Trojan Detection Sharpened by Behavioral Feature Selection, Not Bigger Models

Malware analysts spend a lot of time deciding which signals from a sandbox run are worth keeping. A sample executed in a controlled environment can generate hundreds of measurable attributes covering file structure, registry edits, process behavior, and network traffic. Most of those attributes add noise. A recent study works through this problem in detail, and the part that earns attention from working defenders is the feature selection, not the deep learning model attached to it.

The team built a detection framework for Windows-based IoT and industrial IoT gateways. They assembled 3,000 Windows executables, ran each one through the ANY.RUN sandbox, and recorded behavioral, static, and network-level data for every sample. The samples were labeled benign, suspicious, or malicious. From the raw output, they pulled an initial pool of 146 features and reduced it to a working set of 33. A custom neural network they call TrDNN then classified the samples, and they compared it against ten common machine learning and deep learning models. The classification results came out strong. For a cybersecurity reader, the more useful material sits in how the 33 features were chosen and what those features say about current Trojan tradecraft.

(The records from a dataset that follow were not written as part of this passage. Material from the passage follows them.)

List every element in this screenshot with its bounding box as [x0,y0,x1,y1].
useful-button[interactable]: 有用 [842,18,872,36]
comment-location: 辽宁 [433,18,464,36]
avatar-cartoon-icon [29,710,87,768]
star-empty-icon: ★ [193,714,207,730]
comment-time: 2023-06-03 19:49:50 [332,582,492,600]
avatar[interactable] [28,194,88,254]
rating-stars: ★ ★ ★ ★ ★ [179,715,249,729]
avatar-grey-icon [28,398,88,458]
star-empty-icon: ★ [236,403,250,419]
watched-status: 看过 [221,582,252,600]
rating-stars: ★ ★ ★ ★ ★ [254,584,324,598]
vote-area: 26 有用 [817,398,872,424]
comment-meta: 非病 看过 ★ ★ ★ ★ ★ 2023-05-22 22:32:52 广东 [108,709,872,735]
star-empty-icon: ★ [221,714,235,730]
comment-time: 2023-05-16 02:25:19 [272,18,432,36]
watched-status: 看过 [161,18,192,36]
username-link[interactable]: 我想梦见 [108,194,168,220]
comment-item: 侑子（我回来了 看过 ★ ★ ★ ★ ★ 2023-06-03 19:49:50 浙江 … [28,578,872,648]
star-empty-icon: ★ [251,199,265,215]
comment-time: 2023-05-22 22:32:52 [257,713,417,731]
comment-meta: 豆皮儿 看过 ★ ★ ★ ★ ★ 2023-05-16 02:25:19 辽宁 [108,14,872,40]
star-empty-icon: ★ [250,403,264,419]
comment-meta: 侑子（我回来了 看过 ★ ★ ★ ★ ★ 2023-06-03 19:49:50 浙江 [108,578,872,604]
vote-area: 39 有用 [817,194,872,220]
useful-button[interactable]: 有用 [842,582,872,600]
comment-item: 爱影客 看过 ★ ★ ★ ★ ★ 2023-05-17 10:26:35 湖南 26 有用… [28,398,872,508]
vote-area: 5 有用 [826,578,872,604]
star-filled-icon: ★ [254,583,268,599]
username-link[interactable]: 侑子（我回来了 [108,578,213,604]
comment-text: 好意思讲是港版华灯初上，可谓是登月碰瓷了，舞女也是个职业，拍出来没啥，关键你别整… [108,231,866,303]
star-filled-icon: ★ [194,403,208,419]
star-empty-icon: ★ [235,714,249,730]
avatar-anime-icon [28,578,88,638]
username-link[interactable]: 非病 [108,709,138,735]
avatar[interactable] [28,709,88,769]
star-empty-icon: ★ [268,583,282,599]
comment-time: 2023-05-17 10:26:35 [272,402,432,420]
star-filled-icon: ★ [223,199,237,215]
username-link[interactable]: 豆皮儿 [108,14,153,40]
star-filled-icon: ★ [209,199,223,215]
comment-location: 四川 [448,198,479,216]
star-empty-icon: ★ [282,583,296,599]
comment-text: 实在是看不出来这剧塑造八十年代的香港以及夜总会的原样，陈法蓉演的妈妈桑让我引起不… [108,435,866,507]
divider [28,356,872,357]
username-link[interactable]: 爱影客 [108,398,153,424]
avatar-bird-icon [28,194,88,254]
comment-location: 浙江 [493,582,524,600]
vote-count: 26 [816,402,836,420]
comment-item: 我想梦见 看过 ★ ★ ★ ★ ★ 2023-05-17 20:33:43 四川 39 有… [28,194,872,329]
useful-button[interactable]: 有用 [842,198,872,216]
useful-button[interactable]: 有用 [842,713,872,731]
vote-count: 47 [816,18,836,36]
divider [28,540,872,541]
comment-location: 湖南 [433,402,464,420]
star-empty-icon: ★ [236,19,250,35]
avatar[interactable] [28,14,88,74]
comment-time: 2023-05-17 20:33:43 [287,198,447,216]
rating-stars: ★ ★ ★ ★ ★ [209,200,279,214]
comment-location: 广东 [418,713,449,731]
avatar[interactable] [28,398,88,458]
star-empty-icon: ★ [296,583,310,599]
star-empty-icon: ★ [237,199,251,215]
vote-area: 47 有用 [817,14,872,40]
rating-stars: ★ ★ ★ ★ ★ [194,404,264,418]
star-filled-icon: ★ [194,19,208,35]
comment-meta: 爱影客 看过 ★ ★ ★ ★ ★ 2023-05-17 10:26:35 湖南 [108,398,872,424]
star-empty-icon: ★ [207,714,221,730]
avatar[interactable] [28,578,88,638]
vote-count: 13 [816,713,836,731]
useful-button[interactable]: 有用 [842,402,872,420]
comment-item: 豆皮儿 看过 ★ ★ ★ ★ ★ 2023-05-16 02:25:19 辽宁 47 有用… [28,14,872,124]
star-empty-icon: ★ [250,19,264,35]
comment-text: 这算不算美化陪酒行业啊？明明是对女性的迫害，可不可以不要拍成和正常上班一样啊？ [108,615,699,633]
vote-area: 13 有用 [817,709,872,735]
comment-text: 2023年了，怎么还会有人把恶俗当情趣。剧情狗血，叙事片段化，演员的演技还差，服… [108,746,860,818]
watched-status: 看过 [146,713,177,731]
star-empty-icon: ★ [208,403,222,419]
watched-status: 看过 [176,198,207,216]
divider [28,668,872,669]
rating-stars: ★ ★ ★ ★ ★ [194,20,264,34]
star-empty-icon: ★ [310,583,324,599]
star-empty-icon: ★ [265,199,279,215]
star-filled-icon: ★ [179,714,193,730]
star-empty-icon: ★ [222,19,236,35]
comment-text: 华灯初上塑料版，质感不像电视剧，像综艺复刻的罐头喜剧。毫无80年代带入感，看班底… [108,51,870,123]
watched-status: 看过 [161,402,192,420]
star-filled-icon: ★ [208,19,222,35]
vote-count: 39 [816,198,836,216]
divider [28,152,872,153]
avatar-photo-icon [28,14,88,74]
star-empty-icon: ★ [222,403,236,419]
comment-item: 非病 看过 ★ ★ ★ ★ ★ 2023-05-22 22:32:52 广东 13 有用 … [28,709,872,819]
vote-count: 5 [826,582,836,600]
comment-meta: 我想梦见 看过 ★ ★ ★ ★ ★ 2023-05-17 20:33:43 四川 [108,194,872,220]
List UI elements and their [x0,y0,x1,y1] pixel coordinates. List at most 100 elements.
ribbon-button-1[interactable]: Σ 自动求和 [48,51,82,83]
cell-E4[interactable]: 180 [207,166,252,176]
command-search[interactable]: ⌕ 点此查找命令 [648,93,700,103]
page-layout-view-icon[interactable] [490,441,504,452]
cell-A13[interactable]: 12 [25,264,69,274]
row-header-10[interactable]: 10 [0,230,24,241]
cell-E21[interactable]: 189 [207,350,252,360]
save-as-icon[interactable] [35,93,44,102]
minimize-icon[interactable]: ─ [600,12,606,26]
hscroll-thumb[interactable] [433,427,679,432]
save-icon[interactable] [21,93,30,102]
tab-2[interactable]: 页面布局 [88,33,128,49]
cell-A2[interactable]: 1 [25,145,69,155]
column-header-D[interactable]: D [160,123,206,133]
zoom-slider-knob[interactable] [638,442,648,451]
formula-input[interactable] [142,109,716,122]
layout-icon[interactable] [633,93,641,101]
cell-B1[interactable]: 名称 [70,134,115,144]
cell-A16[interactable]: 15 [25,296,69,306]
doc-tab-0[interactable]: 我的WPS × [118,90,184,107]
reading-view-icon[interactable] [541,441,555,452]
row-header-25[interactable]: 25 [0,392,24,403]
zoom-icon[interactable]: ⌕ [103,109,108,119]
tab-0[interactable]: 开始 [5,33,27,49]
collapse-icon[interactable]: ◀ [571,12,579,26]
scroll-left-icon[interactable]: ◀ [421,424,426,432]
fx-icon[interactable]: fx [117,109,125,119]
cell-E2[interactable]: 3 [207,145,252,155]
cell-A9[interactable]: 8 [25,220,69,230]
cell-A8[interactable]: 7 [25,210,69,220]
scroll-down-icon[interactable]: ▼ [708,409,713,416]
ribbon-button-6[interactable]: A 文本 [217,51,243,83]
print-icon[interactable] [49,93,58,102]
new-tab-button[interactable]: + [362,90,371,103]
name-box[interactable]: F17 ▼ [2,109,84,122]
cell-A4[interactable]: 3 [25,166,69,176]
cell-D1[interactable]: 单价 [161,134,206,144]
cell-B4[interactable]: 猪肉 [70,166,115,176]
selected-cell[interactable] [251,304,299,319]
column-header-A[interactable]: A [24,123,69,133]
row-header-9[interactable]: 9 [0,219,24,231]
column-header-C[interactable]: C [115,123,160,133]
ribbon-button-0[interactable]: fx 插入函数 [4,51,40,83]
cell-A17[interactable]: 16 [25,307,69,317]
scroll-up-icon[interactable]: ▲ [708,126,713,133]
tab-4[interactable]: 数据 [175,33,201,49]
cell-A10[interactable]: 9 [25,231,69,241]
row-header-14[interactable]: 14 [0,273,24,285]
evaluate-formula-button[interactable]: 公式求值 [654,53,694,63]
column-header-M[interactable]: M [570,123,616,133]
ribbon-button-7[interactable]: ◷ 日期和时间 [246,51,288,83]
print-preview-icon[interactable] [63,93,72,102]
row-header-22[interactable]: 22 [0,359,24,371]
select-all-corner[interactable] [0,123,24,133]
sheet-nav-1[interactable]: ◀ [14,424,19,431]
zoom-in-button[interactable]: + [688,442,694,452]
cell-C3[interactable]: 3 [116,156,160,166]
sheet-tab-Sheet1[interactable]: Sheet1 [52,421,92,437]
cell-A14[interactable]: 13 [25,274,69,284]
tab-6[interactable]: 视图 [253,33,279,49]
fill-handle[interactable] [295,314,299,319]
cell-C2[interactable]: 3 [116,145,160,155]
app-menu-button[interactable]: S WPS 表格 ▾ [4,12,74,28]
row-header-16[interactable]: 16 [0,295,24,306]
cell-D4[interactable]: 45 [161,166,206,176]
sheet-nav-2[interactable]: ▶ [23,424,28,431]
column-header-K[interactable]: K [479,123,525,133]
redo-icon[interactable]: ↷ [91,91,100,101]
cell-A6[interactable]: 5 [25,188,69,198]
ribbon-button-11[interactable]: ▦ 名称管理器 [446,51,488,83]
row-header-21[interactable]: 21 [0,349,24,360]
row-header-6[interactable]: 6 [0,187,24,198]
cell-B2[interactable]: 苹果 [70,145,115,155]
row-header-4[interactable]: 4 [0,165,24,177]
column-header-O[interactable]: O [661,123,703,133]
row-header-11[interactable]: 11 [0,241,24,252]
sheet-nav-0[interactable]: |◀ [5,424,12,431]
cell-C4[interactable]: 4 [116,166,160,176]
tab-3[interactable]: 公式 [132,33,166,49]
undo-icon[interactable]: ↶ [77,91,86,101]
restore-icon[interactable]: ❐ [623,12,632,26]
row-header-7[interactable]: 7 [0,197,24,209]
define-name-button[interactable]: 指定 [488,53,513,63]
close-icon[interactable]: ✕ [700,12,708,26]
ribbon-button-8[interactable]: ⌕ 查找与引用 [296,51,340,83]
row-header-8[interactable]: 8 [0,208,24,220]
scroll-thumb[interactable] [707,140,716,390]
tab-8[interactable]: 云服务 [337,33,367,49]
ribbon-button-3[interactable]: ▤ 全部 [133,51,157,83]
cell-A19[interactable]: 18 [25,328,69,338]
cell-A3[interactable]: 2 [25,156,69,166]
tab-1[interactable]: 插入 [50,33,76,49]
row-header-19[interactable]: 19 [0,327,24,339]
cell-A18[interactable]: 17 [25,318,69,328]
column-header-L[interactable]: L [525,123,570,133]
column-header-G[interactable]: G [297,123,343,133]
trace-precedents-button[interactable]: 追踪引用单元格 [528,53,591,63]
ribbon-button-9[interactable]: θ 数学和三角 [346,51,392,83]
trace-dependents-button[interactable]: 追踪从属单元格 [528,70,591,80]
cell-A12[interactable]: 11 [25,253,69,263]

The retained features map to the stages of a Trojan compromise. Persistence shows up through registry autorun keys, scheduled tasks, Windows service installation, and startup-folder edits. Execution and evasion appear through process injection into trusted processes such as explorer.exe and svchost.exe, memory-allocation calls, hidden-window execution, and User Account Control tampering. Command-and-control activity comes through in low-jitter beaconing intervals, HTTP POST and PUT patterns that point to data exfiltration, encrypted outbound bursts, and traffic concentrated on a small number of endpoints. Binary-level signals round it out, including PE header anomalies, high section entropy, and unsigned executables sitting in system directories.

The exclusions are equally informative. The team dropped privilege-token manipulation, generic HTTP communication chains, and abuse of living-off-the-land binaries such as PowerShell and regsvr32. These behaviors carry real weight in an investigation, and they appear across ransomware, worms, and red-team tooling, which lowers their value for separating Trojans from everything else. That reasoning is a reminder that a signal common to many threat types can still be a poor discriminator for one of them.

The researchers ran the framework as a continuous monitoring loop driven by the Windows command line, using built-in utilities such as tasklist, netstat, and wmic to enumerate processes, extract the 33 features, and pass them to the trained model. They report stable operation on a standard enterprise workstation with an Intel Core i7 processor and 32 GB of RAM, with no GPU or specialized hardware. The loop runs on a three-minute cycle, which they settled on after stress testing. That setup matters for environments with operator workstations, human-machine interfaces, and supervisory systems, where Windows is common and spare compute is limited.

The researchers are direct about the constraints. The dataset is moderate in size and comes from a single sandbox source, which raises the question of how well the model generalizes to samples it has never seen. Trojans engineered to stay dormant may never surface during a given monitoring window, since the system depends on observing live behavior. Sophisticated malware that detects sandbox conditions can suppress its activity and feed the model misleading data. The platform constraint carries the most operational weight: the pipeline targets Windows, while many IoT devices run embedded Linux, real-time operating systems, or microcontroller firmware.

The transferable lesson runs deeper than one model. Strong detection came from disciplined, domain-informed feature work that isolated behaviors specific to Trojan activity. Defenders can apply that thinking to their own pipelines: identify the signals tied to a threat's lifecycle, discard the ones that fire across every category, and keep the detection logic understandable to the analysts who maintain it.